Walk for Life draws thousands in Manila
MANILA — Catholics and other Christian groups converged at the nation’s capital for a prayer rally at pre-dawn Saturday.
With the nation reeling from widespread drug-related violence, speakers at Walk for Life spoke of the challenges Filipinos are facing.
Mrs. Zenaida Capistrano, president of the Council of the Laity of the Philippines, said the rally wanted to demonstrate that life is sacred.
“Life is just borrowed from God, it must be cared for most of the time,” Capistrano said.
“Let’s hope that our walking would lead us to a path of understanding and the fulfillment of our goals,” she said.

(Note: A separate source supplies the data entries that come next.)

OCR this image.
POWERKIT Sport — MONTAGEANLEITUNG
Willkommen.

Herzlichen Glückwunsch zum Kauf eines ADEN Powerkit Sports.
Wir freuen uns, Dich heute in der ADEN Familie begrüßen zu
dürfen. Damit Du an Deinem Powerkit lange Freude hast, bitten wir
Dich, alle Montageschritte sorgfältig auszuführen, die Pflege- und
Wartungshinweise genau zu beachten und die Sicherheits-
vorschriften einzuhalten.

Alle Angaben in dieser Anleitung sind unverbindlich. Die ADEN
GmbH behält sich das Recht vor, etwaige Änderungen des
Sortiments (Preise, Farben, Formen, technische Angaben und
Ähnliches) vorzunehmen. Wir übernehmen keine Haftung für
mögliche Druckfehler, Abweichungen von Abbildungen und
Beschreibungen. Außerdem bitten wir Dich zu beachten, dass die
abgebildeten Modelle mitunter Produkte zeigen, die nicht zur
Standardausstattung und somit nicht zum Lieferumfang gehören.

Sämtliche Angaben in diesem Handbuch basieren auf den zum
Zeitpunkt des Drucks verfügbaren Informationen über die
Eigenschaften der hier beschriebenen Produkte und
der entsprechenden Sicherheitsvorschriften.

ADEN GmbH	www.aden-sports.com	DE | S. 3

Thousands of lay people rallied at the Quirino Grandstand, pressing for an end to extrajudicial killings and to oppose the reimposition of death penalty.
A sea of white shirts, hallmark of the pro-life movement, took over the area and filled it with prayers along with some bishops, priests, and religious men and women.
The CLP, founded in 1950, includes a coalition of diocesan and national lay organizations and movements and has been serving as the strong arm of the Church for lay apostolate.
With their calls for prayer and unity, speakers generally focused on spiritual rather political solutions to the nation’s problems. The event had been encouraged by the Catholic Bishops’ Conference of the Philippines.
Rallyists walked around the area of the grandstand, praying the rosary while carrying banners and placards with the words “No to extrajudicial killings” and “No to death penalty”.
Some students’ sign read, “Yes to life, no to culture of death,” while another poster said, “Thou shall not kill”. “Defend life,” proclaimed a banner of the Knights of Columbus.
Organizers claimed around 20,000 people attended the prayer rally from at least 21 Catholic dioceses in Luzon and from other Christian churches.
Archbishop Socrates Villegas, CBCP President, said it is encouraging that many people are taking a stand with the issues the country is facing.
“The outcome was unexpected. We wanted this big but we did not expect that many people will come,” Villegas said.
“It means that there’s a need that they would want to express themselves. These people were not forced to join. It’s early in the morning and many come from far places,” he said.
Organizers said among the participants come from as far as the Mountain province, Cabanatuan, Nueva Ecija and Batangas.